Imagine I invite you over to my garage and, with as much seriousness as a late-night History Channel host, announce: "Behold, my invisible dragon!" Of course, you can't see it. Or hear it. It floats, so you can't touch it. Its fire doesn't even burn, so, sorry, no s'mores. But trust me - it's there. The fun question: do you believe me, or do you need more than my enthusiasm as proof?
Carl Sagan, one of my all-time science heroes and a master of skeptical curiosity, coined this exact scenario. His point - aside from giving garage tours a new twist - is that untestable claims can't be meaningfully distinguished from pure fiction. If someone invents rules that make their claims impossible to prove or disprove, it's indistinguishable from simply making things up. I love Sagan's dragon because it so perfectly strips a claim down to its bare logic: either you can show it, or you can't. (No magic wands, cloaks of invisibility, or plot twists required.)
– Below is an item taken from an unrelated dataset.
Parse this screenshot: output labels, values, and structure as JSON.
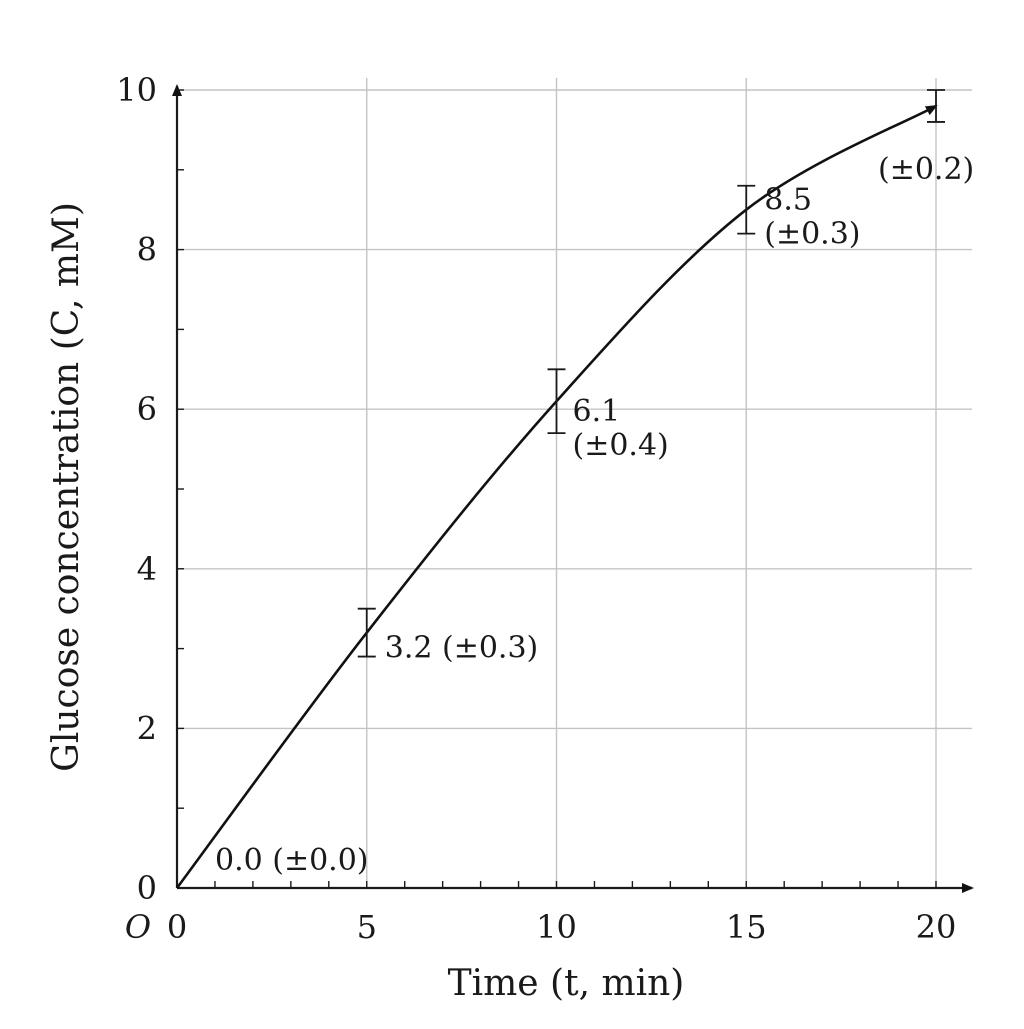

I have lost count of the tech support calls where clients assure me, "The bug only happens when there's a full Moon... but you'll never catch it in action." I once had a customer ask why their Access database "mysteriously" crashed on Tuesdays at 2 a.m., supposedly due to a "ghost in the server room." That ghost would have gotten along well with Sagan's dragon - both being remarkably shy around evidence.
This gets to what philosophers and logicians call the burden of proof. If I claim my Access database automatically fixes bad data because elves live in the backend, it's not your job to debunk elves in general. It's on me to provide solid, testable proof - say, an elf leaving change logs in the Event Viewer. The late and great Christopher Hitchens boiled it down even further: "What can be asserted without evidence can be dismissed without evidence." This isn't just snark; it's the guardrail that keeps tech, business, and life from spiraling into endless debates about invisible dragons, elves, or divine bugs. (Though "summoning elves" would definitely liven up most user-group meetings.)
In the "Devil's Due" episode of Star Trek: The Next Generation, an entity named Ardra claims to be the devil (not the job I'd want, honestly) and tries to hoodwink the entire planet with special effects and sleight of hand. Captain Picard isn't impressed with her smoke and mirrors - he demands real proof, not just flashy illusions and dramatic entrances. Had Ardra tried the invisible dragon routine on the Enterprise, Data would have started scanning for thermal emissions before you could say, "Set phasers to skeptical."
And yet, so many online debates - especially on social media - still play the game backward. Someone drops a bombshell claim, demands the world prove them wrong, and then produces nothing but squid ink and Reddit memes. It happens in politics ("prove there wasn't fraud!"), business ("my startup will totally disrupt the industry, just wait!"), even in Access user groups ("Access corrupts databases randomly, trust me, my cousin said so!"). It's magical thinking, dressed up as common sense - like insisting your pet hamster is an undercover agent, but refusing to show his badge.
And of course, there's the classic principle that extraordinary claims require extraordinary evidence. If I tell you I have five dollars in my pocket, that's entirely plausible - you probably wouldn't expect me to produce a bank statement to prove it. But if I claim I can fly like Superman, suddenly the bar for evidence is much, much higher - at the very least, you're going to want to see me actually take off. I've written about this before, but it's well worth repeating here: the more remarkable or outlandish a claim, the stronger and more convincing the proof needs to be before we treat it as anything but a story.
With apologies to Douglas Adams, who once suggested always bringing a towel, maybe we should all bring a little Sagan-style dragon detector to every conversation. Ask for evidence. Ask for ways to test it. If the answer is "you just have to believe," feel free to change the subject - or at least keep one hand on your wallet.
So, do you have your own invisible dragon story - something you've been asked to believe with zero evidence? And more importantly, how do you (politely) ask for the proof?